Thursday, February 18, 1999
Researchers Find Gene,
Are Optimistic for Cure
SOURCES: Chicago Tribune, AMA
|By Norma Wagner
Researchers discovered the renegade gene that causes Huntington's disease on chromosome 4 in 1993.
Huntington's disease results from a genetic "stutter," an explosive reproduction of one tiny bit of genetic information.
Scientists believe a protein produced by the mutated gene slowly destroys brain cells, resulting in progressive mental and physical impairment. They are trying to discern how the mutated HD gene destroys specific brain cells and are researching ways to rescue a dying cell through the use of drugs.
They still don't know what the normal version of the gene does.
Because the gene for Huntington's is dominant, it is passed on to children 50 percent of the time.
Symptoms usually begin between ages 35 and 40, but it also has been diagnosed in patients as old as 80 and in children as young as 3. "That is rare," said Debra Lovecky, of the Huntington's Disease Society of America, "but we have enough of them to call it Juvenile HD."
Symptoms are subtle at first, with occasional body spasms and personality changes. As the disease progresses, patients get easily irritated or excited. They may start behaving irresponsibly, wander aimlessly or lose control over their impulses.
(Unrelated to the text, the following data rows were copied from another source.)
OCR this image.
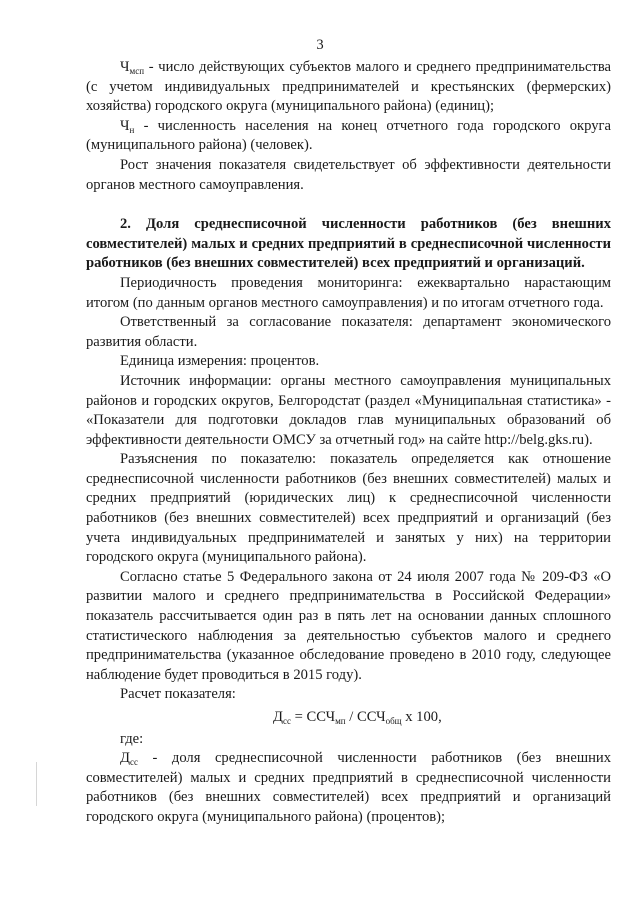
3

$Ч_{мсп}$ - число действующих субъектов малого и среднего предпринимательства (с учетом индивидуальных предпринимателей и крестьянских (фермерских) хозяйства) городского округа (муниципального района) (единиц);

$Ч_н$ - численность населения на конец отчетного года городского округа (муниципального района) (человек).

Рост значения показателя свидетельствует об эффективности деятельности органов местного самоуправления.

2. Доля среднесписочной численности работников (без внешних совместителей) малых и средних предприятий в среднесписочной численности работников (без внешних совместителей) всех предприятий и организаций.

Периодичность проведения мониторинга: ежеквартально нарастающим итогом (по данным органов местного самоуправления) и по итогам отчетного года.

Ответственный за согласование показателя: департамент экономического развития области.

Единица измерения: процентов.

Источник информации: органы местного самоуправления муниципальных районов и городских округов, Белгородстат (раздел «Муниципальная статистика» - «Показатели для подготовки докладов глав муниципальных образований об эффективности деятельности ОМСУ за отчетный год» на сайте http://belg.gks.ru).

Разъяснения по показателю: показатель определяется как отношение среднесписочной численности работников (без внешних совместителей) малых и средних предприятий (юридических лиц) к среднесписочной численности работников (без внешних совместителей) всех предприятий и организаций (без учета индивидуальных предпринимателей и занятых у них) на территории городского округа (муниципального района).

Согласно статье 5 Федерального закона от 24 июля 2007 года № 209-ФЗ «О развитии малого и среднего предпринимательства в Российской Федерации» показатель рассчитывается один раз в пять лет на основании данных сплошного статистического наблюдения за деятельностью субъектов малого и среднего предпринимательства (указанное обследование проведено в 2010 году, следующее наблюдение будет проводиться в 2015 году).

Расчет показателя:

$Д_{сс} = ССЧ_{мп} / ССЧ_{общ}$ х 100,

где:

$Д_{сс}$ - доля среднесписочной численности работников (без внешних совместителей) малых и средних предприятий в среднесписочной численности работников (без внешних совместителей) всех предприятий и организаций городского округа (муниципального района) (процентов);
As more brain cells die over years or decades, patients may lose their memory or ability to think rationally. Some become violent, others withdrawn. Severe depression can lead to suicidal behavior.
In the final stages, almost all functions become impaired and abnormal movements involve the entire body to the point where eating, drinking and sitting still become nearly impossible. At that point, patients need full-time care.
Death, most often from choking, pneumonia or a fall, occurs an average of 15 years after the onset of symptoms. Although drugs can relieve emotional and physical symptoms throughout various stages of the disease, there is no cure.
"The typical approach, at least from a psychiatric point of view, is to treat psychiatric symptoms," said Michael Smith, Amy Bishop's psychiatrist and an assistant professor at the University of Utah. "If someone is having trouble with depression, they'll be on an anti-depressant. And anti-psychotic drugs . . . can help minimize or diminish the excessive or uncoordinated movements. But it's not fully effective."
And what works for one patient may not necessarily work for someone else, he added. "There's no magic recipe for all this." Bishop, for example, takes four medications regularly for depression and psychosis, or delusions. "Her thinking is mixed up and disorganized and vacant most of the time," Smith said.
The good news: HD results from a simple gene mutation, he said. "So I expect that sometime within the next 10 years we'll have some ability to intervene at the genetic level and maybe stop the disease, though I don't know that we'll be able to reverse it once it's started.
"The future in all of the mental illnesses is brighter than the past. Our ability to treat things is not as robust as we'd like, but we'll get better with time. I expect in the course of my career I'll be able to diagnose this illness [HD] and say `That's the bad news, but the good news is we can stop this.'
"I don't think that's overly optimistic."